Using the Total Electron Content (TEC) data from the Global Navigation Service System (GNSS) site in Jeju, operated by the Korea Astronomy and Space Science Institute (geographic location: 33.3° N, 126.5° E; geomagnetic location: 23.6° N) for 2002– 2014 in Korea, the results of the statistical analysis of positive and negative ionospheric storms are presented for the first time. In this paper, ionospheric storms are defined as turbulences that exceed 50% of the percentage differential Global Positioning System (GPS) TEC ratio (ΔTEC) with monthly median GPS TEC. During the period of observations, the total number of positive ionospheric storms (ΔTEC > 50%) was 170, which is greater than five times the number of negative ionospheric storms (ΔTEC < - 50%) of 33. The numbers of ionospheric storms recorded during solar cycles 23 and 24 were 134 and 69, respectively. Both positive and negative ionospheric storms showed yearly variation with solar activity during solar cycle 23, but during solar cycle 24, the occurrence of negative ionospheric storms did not show any particular trend with solar activity. This result indicates that the ionosphere is actively perturbed during solar cycle 23, whereas it is relatively quiet during solar cycle 24. The monthly variations of the ionospheric storms were not very clear although there seems to be stronger occurrence during solstice than during equinox.
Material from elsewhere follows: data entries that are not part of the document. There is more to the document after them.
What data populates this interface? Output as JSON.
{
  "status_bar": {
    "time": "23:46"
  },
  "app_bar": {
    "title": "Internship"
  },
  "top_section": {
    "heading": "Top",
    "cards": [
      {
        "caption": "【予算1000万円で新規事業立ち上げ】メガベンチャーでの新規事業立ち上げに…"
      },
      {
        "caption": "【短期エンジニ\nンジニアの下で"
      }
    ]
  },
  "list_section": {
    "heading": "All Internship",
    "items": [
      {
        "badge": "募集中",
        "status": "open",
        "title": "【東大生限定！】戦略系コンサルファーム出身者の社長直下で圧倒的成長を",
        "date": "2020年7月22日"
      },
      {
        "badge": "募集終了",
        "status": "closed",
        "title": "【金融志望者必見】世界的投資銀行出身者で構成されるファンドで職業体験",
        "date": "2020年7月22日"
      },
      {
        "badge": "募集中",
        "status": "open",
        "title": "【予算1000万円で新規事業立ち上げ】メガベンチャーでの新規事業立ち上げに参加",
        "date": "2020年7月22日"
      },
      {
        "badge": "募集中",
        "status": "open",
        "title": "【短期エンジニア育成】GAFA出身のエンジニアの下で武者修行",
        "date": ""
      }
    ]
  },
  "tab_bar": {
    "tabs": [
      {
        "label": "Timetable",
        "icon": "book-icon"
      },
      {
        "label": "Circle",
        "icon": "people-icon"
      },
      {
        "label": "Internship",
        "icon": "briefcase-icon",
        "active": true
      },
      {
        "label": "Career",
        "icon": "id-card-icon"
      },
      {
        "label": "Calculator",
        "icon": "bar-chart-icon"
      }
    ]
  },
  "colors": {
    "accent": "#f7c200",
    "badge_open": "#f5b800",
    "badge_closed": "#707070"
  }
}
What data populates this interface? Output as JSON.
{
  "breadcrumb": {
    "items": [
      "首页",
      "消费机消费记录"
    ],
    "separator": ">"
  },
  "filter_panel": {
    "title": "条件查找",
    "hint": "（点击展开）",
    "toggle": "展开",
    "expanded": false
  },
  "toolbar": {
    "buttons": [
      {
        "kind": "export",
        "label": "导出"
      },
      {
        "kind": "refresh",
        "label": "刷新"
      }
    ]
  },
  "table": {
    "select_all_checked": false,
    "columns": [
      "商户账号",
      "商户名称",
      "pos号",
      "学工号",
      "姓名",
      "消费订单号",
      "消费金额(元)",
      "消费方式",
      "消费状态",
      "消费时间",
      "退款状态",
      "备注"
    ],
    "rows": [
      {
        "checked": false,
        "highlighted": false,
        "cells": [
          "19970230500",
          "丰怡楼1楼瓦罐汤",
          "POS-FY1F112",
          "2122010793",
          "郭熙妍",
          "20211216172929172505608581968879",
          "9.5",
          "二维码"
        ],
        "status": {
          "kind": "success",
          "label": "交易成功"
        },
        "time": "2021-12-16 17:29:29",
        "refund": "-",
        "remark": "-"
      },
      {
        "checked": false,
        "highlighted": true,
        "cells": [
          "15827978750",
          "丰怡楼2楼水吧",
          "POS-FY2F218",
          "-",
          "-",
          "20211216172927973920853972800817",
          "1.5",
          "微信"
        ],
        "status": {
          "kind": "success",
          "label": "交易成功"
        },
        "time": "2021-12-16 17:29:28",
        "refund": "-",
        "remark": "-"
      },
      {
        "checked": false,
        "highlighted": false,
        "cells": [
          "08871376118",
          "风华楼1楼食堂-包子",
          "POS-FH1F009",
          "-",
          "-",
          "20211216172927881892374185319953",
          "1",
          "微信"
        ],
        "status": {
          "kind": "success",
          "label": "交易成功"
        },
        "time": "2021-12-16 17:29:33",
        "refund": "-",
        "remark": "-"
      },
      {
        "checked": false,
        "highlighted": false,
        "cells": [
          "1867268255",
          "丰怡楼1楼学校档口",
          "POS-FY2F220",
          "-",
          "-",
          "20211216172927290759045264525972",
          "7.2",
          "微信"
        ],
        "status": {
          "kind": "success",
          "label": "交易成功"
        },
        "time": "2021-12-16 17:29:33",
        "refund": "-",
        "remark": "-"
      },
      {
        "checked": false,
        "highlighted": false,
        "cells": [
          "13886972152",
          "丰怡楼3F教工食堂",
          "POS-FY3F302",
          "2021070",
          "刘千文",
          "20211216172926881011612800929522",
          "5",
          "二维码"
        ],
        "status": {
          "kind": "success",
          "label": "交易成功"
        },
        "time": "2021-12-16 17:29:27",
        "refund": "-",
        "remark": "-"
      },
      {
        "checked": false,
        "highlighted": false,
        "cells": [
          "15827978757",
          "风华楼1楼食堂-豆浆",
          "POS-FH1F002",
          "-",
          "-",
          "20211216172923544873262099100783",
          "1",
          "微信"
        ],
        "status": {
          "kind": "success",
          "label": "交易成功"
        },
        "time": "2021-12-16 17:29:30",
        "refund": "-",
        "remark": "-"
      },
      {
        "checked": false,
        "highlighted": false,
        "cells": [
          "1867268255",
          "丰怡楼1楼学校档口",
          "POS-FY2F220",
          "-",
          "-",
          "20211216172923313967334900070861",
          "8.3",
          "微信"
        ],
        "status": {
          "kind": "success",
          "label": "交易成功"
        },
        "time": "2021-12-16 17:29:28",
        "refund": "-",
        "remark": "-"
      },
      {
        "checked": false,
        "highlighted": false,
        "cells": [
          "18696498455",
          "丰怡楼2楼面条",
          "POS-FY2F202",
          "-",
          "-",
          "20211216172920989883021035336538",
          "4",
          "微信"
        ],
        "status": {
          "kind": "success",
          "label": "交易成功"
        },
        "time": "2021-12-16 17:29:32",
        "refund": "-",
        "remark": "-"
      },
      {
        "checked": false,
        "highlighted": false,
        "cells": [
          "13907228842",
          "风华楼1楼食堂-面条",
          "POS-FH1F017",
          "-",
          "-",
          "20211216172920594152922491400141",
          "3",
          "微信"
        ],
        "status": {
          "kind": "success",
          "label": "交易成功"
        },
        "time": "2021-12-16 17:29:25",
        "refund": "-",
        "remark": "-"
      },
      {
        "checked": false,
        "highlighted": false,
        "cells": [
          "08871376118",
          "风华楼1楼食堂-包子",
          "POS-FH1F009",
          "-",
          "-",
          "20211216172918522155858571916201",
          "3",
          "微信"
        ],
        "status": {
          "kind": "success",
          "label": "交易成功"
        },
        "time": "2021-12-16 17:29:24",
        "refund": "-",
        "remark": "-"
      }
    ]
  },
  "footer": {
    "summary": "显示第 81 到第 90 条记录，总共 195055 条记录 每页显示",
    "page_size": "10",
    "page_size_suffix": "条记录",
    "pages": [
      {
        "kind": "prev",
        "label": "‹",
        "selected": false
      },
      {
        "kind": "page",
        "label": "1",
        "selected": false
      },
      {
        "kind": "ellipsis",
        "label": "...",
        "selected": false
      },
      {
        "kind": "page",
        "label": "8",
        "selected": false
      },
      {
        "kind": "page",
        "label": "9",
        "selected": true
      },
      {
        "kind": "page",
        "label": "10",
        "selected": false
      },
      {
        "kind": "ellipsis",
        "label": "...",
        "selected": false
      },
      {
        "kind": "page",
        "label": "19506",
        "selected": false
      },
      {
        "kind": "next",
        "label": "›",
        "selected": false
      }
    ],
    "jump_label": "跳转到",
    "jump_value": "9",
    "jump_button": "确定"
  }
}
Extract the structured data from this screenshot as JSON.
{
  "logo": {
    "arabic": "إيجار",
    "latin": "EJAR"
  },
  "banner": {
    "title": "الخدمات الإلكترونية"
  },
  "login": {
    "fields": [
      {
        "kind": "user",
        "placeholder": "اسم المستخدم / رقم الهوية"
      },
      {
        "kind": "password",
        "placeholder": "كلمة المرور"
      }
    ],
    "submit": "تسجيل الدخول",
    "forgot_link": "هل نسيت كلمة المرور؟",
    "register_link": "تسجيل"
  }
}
We also investigated the variations of GPS positioning accuracy caused by ionospheric storms during November 7–10, 2004. During this storm period, the GPS positioning accuracies from a single frequency receiver are 3.26 m and 2.97 m on November 8 and 10, respectively, which is much worse than the quiet conditions on November 7 and 9 with the accuracy of 1.54 m and 1.69 m, respectively.